May exhibition - Hidden Worlds by Saima Kaur and Jo Butler

Tuesday 26th April - Saturday 21st May 2022

Embroidery and paintings exploring untold stories, by local artists Saima and Jo

Our next exhibition will be a mixed media exploration of untold and personal stories by two local artists, featuring hand embroidery and paintings.

Saima Kaur, Tutor Tales, (work in progress) 2019. 2m x 2m (6’6″ x 6’6″). Hand embroidery on cotton.

Saima is an artist and educator specialising in Indian hand embroidery. She has a background in Museum Studies and worked in the arts and museums sector before starting her career as an artist. She now runs a range of community hand embroidery workshops, delivers talks and workshops on Phulkaris, and creates her own artwork inspired by this textile tradition.
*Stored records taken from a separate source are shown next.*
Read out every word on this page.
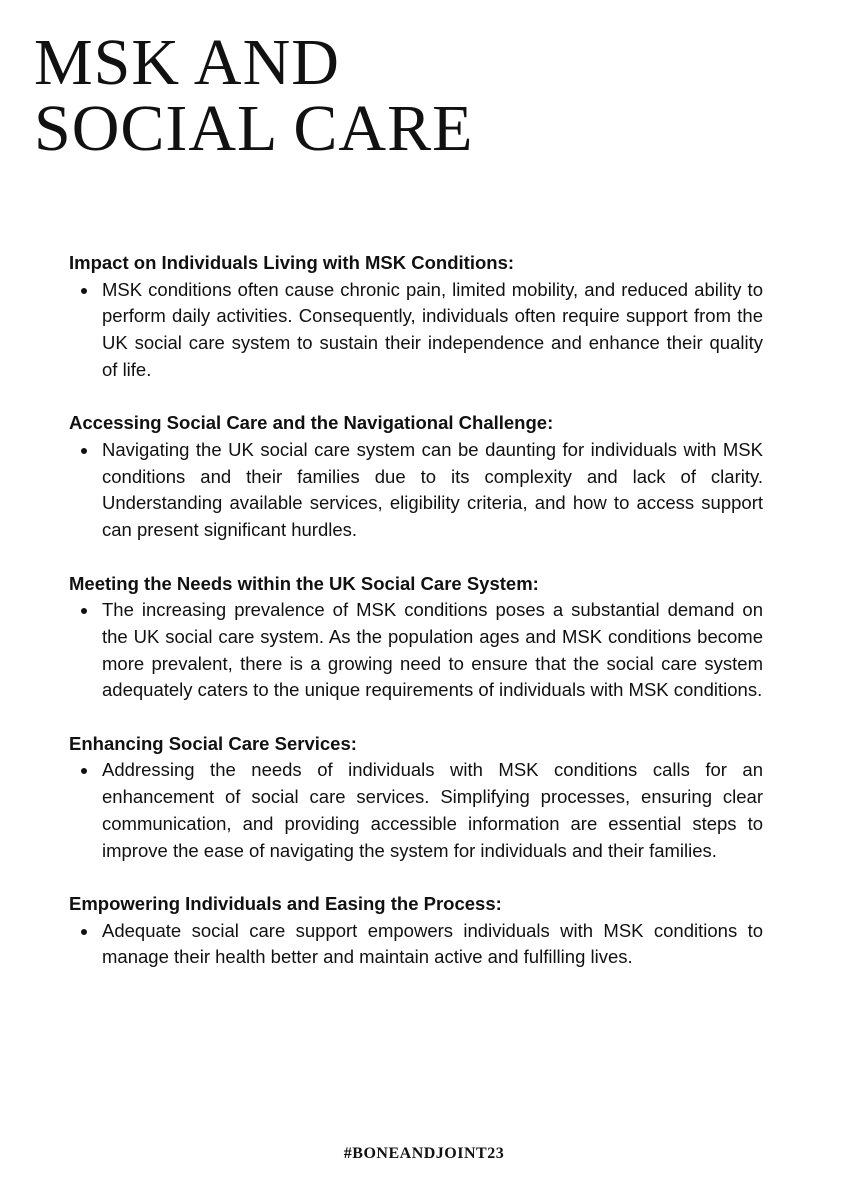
MSK AND
SOCIAL CARE
Impact on Individuals Living with MSK Conditions:
MSK conditions often cause chronic pain, limited mobility, and reduced ability to perform daily activities. Consequently, individuals often require support from the UK social care system to sustain their independence and enhance their quality of life.
Accessing Social Care and the Navigational Challenge:
Navigating the UK social care system can be daunting for individuals with MSK conditions and their families due to its complexity and lack of clarity. Understanding available services, eligibility criteria, and how to access support can present significant hurdles.
Meeting the Needs within the UK Social Care System:
The increasing prevalence of MSK conditions poses a substantial demand on the UK social care system. As the population ages and MSK conditions become more prevalent, there is a growing need to ensure that the social care system adequately caters to the unique requirements of individuals with MSK conditions.
Enhancing Social Care Services:
Addressing the needs of individuals with MSK conditions calls for an enhancement of social care services. Simplifying processes, ensuring clear communication, and providing accessible information are essential steps to improve the ease of navigating the system for individuals and their families.
Empowering Individuals and Easing the Process:
Adequate social care support empowers individuals with MSK conditions to manage their health better and maintain active and fulfilling lives.
#BONEANDJOINT23
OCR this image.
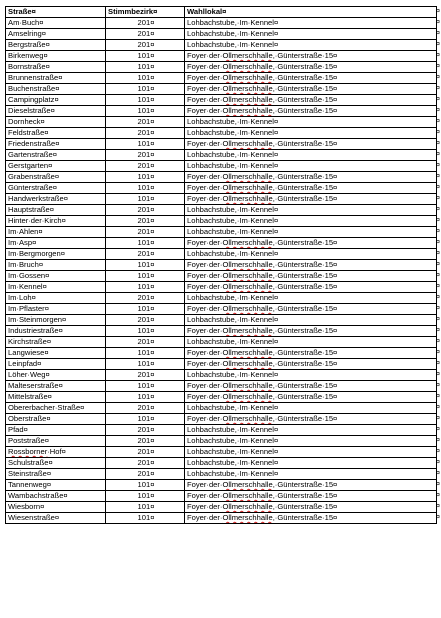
Straße¤	Stimmbezirk¤	Wahllokal¤
Am·Buch¤	201¤	Lohbachstube,·Im·Kennel¤
Amselring¤	201¤	Lohbachstube,·Im·Kennel¤
Bergstraße¤	201¤	Lohbachstube,·Im·Kennel¤
Birkenweg¤	101¤	Foyer·der·Ollmerschhalle,·Günterstraße·15¤
Bornstraße¤	101¤	Foyer·der·Ollmerschhalle,·Günterstraße·15¤
Brunnenstraße¤	101¤	Foyer·der·Ollmerschhalle,·Günterstraße·15¤
Buchenstraße¤	101¤	Foyer·der·Ollmerschhalle,·Günterstraße·15¤
Campingplatz¤	101¤	Foyer·der·Ollmerschhalle,·Günterstraße·15¤
Dieselstraße¤	101¤	Foyer·der·Ollmerschhalle,·Günterstraße·15¤
Dornheck¤	201¤	Lohbachstube,·Im·Kennel¤
Feldstraße¤	201¤	Lohbachstube,·Im·Kennel¤
Friedenstraße¤	101¤	Foyer·der·Ollmerschhalle,·Günterstraße·15¤
Gartenstraße¤	201¤	Lohbachstube,·Im·Kennel¤
Gerstgarten¤	201¤	Lohbachstube,·Im·Kennel¤
Grabenstraße¤	101¤	Foyer·der·Ollmerschhalle,·Günterstraße·15¤
Günterstraße¤	101¤	Foyer·der·Ollmerschhalle,·Günterstraße·15¤
Handwerkstraße¤	101¤	Foyer·der·Ollmerschhalle,·Günterstraße·15¤
Hauptstraße¤	201¤	Lohbachstube,·Im·Kennel¤
Hinter·der·Kirch¤	201¤	Lohbachstube,·Im·Kennel¤
Im·Ahlen¤	201¤	Lohbachstube,·Im·Kennel¤
Im·Asp¤	101¤	Foyer·der·Ollmerschhalle,·Günterstraße·15¤
Im·Bergmorgen¤	201¤	Lohbachstube,·Im·Kennel¤
Im·Bruch¤	101¤	Foyer·der·Ollmerschhalle,·Günterstraße·15¤
Im·Gossen¤	101¤	Foyer·der·Ollmerschhalle,·Günterstraße·15¤
Im·Kennel¤	101¤	Foyer·der·Ollmerschhalle,·Günterstraße·15¤
Im·Loh¤	201¤	Lohbachstube,·Im·Kennel¤
Im·Pflaster¤	101¤	Foyer·der·Ollmerschhalle,·Günterstraße·15¤
Im·Steinmorgen¤	201¤	Lohbachstube,·Im·Kennel¤
Industriestraße¤	101¤	Foyer·der·Ollmerschhalle,·Günterstraße·15¤
Kirchstraße¤	201¤	Lohbachstube,·Im·Kennel¤
Langwiese¤	101¤	Foyer·der·Ollmerschhalle,·Günterstraße·15¤
Leinpfad¤	101¤	Foyer·der·Ollmerschhalle,·Günterstraße·15¤
Löher·Weg¤	201¤	Lohbachstube,·Im·Kennel¤
Malteserstraße¤	101¤	Foyer·der·Ollmerschhalle,·Günterstraße·15¤
Mittelstraße¤	101¤	Foyer·der·Ollmerschhalle,·Günterstraße·15¤
Obererbacher·Straße¤	201¤	Lohbachstube,·Im·Kennel¤
Oberstraße¤	101¤	Foyer·der·Ollmerschhalle,·Günterstraße·15¤
Pfad¤	201¤	Lohbachstube,·Im·Kennel¤
Poststraße¤	201¤	Lohbachstube,·Im·Kennel¤
Rossborner·Hof¤	201¤	Lohbachstube,·Im·Kennel¤
Schulstraße¤	201¤	Lohbachstube,·Im·Kennel¤
Steinstraße¤	201¤	Lohbachstube,·Im·Kennel¤
Tannenweg¤	101¤	Foyer·der·Ollmerschhalle,·Günterstraße·15¤
Wambachstraße¤	101¤	Foyer·der·Ollmerschhalle,·Günterstraße·15¤
Wiesborn¤	101¤	Foyer·der·Ollmerschhalle,·Günterstraße·15¤
Wiesenstraße¤	101¤	Foyer·der·Ollmerschhalle,·Günterstraße·15¤
¤
¤
¤
¤
¤
¤
¤
¤
¤
¤
¤
¤
¤
¤
¤
¤
¤
¤
¤
¤
¤
¤
¤
¤
¤
¤
¤
¤
¤
¤
¤
¤
¤
¤
¤
¤
¤
¤
¤
¤
¤
¤
¤
¤
¤
¤
¤
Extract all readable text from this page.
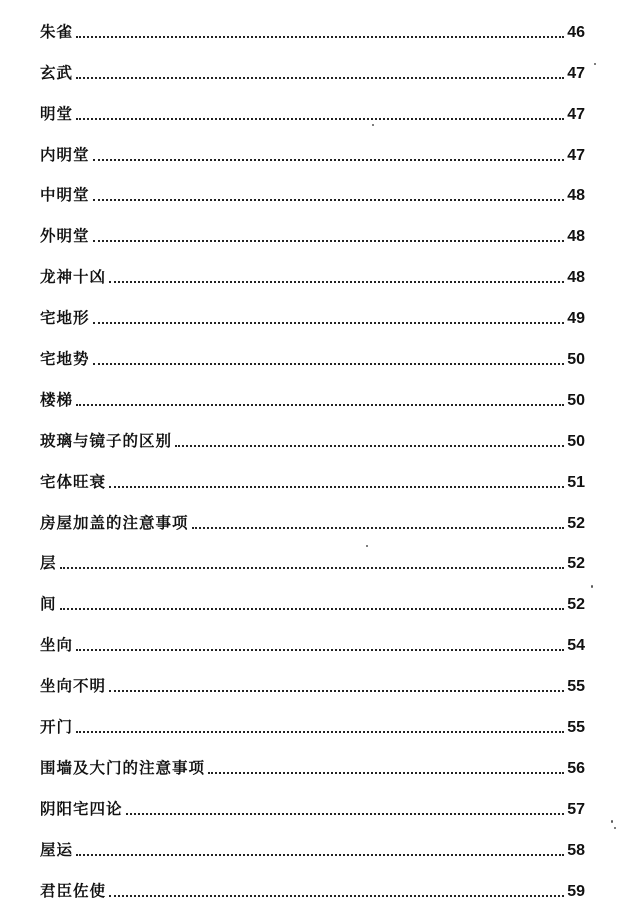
朱雀	46
玄武	47
明堂	47
内明堂	47
中明堂	48
外明堂	48
龙神十凶	48
宅地形	49
宅地势	50
楼梯	50
玻璃与镜子的区别	50
宅体旺衰	51
房屋加盖的注意事项	52
层	52
间	52
坐向	54
坐向不明	55
开门	55
围墙及大门的注意事项	56
阴阳宅四论	57
屋运	58
君臣佐使	59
Saima says, “Embroidery truly captured my imagination in my mid-thirties while at home with my children. I found it to be an intuitive, intimate and transformative medium. It allowed me to create something that was just mine. And it gave me the space to slowly express my imagination and build texture and design in the simplest way possible.”

“My work has evolved from being pretty compositions with birds, to figurative works, and then to pieces that include text, humour and a touch of the surreal.”

Jo is a mixed media and textile artist, who works with textiles, collage, paint, and drawing materials. Her choice of medium is often related to her physical disability; she has Hypermobile Ehlers-Danlos Syndrome and experiences high levels of pain. She uses art as one tool in her pain management kit, and her work often reflects this struggle.

She says that, “Creating art keeps me going, supports my mental health, and gives structure to my day.”

“I only really started to explore art in 2019 so I’m very early in my artistic journey. I’m inspired by a variety of subjects; recently I’ve been focusing on my interaction with the world and exploring my thoughts around my disability. I enjoy the process of making and developing different marks that help to investigate and explain the impact of pain, both physically and mentally.”

The exhibition will feature pieces from both artists, Saima’s element will be a series of stories about Indian and Pakistani women that she has met and learnt about over the years, and Jo’s will explore her relationship to her disability, and the impact it has on her daily life.